Background: Emerging evidence supports the importance of optimized antibiotic exposure in pediatric intensive care unit (PICU) patients. Traditional antibiotic dosing is not designed for PICU patients, as the extreme pharmacokinetic (PK) behavior of drugs threatens the achievement of optimal antibiotic treatment outcomes. Scavenged sampling is a sampling strategy which may have positive implications for routine TDM and PK research, as well as monitoring other biomarkers. EXPAT Kids study was designed to analyze whether current empiric dosing regimens of frequently used beta-lactam antibiotics achieve defined therapeutic target concentrations in PICU patients.
Methods: A mono-centre, exploratory pharmacokinetic and pharmacodynamic study was designed to assess target attainment of beta-lactam antibiotics. One hundred forty patients will be included within 24 months after start of inclusion. At various time points serum concentration of the study antibiotic (cefotaxime, ceftazidime, ceftriaxone, cefuroxime, flucloxacillin, and meropenem) are determined. In parallel with these sampling moments, residual material is collected to validate the use of blood of scavenged heparinized astrup syringes for the quantification of antibiotic exposure. The primary outcome is the time that the free (unbound) concentration of the study antibiotic remains above one to four the minimal inhibitory concentration during a dosing interval (100%ƒT > MIC and 100%ƒT>4xMIC). Other included outcomes are disease severity, safety, length of stay, and inflammatory biomarkers.

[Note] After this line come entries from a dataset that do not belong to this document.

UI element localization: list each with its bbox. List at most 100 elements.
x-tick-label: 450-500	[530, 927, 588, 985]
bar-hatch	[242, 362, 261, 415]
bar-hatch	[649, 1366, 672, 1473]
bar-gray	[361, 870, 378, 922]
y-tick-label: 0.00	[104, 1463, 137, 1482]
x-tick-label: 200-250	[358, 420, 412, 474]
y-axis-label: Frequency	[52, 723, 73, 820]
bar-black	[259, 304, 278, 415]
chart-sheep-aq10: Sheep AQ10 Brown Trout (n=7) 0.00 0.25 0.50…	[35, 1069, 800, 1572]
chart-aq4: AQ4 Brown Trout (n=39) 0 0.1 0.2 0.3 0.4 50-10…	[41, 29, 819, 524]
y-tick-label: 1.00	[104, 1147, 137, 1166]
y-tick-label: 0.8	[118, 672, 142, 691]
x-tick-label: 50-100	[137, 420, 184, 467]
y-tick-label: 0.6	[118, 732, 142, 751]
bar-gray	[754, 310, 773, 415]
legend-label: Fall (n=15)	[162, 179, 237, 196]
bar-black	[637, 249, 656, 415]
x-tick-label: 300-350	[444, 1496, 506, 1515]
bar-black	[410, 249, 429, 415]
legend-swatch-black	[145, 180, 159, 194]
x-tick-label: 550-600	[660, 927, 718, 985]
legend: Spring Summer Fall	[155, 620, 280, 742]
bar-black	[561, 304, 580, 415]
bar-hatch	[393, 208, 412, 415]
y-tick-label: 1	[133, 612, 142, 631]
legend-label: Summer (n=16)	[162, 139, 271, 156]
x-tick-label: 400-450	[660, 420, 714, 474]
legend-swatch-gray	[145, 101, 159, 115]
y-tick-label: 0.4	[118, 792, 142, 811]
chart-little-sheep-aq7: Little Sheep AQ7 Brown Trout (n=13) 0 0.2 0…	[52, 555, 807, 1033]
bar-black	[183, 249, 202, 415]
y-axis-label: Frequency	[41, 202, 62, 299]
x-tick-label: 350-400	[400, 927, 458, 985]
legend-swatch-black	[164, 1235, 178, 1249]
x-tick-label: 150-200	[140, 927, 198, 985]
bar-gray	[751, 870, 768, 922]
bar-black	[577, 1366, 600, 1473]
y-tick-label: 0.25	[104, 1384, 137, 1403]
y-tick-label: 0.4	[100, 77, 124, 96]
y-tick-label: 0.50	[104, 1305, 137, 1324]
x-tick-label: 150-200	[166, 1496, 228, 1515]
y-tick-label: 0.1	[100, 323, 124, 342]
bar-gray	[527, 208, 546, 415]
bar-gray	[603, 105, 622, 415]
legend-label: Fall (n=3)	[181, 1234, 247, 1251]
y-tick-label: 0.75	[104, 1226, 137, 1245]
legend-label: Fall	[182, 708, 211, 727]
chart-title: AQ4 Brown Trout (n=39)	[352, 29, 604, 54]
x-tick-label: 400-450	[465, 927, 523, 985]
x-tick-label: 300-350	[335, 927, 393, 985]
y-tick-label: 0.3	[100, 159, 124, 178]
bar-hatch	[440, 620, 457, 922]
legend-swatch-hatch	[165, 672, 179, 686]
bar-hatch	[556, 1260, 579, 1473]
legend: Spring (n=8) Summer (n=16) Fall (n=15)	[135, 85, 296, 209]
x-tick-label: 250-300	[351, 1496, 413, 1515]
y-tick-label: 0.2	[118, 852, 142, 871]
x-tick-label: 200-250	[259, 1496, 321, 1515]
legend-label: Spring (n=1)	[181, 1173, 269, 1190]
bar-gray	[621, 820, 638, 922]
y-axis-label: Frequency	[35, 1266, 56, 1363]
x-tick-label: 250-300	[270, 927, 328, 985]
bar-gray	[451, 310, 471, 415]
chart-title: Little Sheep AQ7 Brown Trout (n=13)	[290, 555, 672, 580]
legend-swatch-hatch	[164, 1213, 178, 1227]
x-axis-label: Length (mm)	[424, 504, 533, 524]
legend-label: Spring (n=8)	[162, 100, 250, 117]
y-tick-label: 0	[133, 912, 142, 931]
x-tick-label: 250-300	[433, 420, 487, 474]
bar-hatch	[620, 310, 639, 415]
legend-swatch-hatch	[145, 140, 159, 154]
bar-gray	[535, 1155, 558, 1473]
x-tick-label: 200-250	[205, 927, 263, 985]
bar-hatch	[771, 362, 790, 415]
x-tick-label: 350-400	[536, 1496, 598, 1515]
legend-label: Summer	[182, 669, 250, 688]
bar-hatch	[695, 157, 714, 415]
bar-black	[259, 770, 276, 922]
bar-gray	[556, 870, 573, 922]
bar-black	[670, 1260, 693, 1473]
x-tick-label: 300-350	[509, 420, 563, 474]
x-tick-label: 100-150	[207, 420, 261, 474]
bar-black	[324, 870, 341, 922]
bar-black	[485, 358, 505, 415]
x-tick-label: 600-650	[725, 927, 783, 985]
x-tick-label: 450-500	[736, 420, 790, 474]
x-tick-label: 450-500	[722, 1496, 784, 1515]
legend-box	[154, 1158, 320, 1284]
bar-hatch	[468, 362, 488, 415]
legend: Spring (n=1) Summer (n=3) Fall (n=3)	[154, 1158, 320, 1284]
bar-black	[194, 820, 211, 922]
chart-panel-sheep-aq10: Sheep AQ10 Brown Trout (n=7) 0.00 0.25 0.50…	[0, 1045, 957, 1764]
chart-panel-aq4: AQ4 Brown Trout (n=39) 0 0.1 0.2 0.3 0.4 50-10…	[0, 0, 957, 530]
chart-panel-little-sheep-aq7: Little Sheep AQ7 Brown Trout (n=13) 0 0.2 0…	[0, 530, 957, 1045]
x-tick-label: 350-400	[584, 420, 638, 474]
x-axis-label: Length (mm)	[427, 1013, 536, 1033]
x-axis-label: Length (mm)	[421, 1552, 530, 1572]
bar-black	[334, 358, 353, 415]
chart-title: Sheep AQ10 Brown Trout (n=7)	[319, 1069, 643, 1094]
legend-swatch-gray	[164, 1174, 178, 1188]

Discussion: Potentially, scavenged sampling may enrich the EXPAT Kids dataset, and reduce additional blood sampling and workload for clinical personnel. The findings from the EXPAT Kids study will lead to new insights in the PK parameters of beta-lactams and consecutive effects on target attainment and clinical outcomes. Is there a need for more precision in dosing? Netherlands Trial Register Number: Trial NL9326.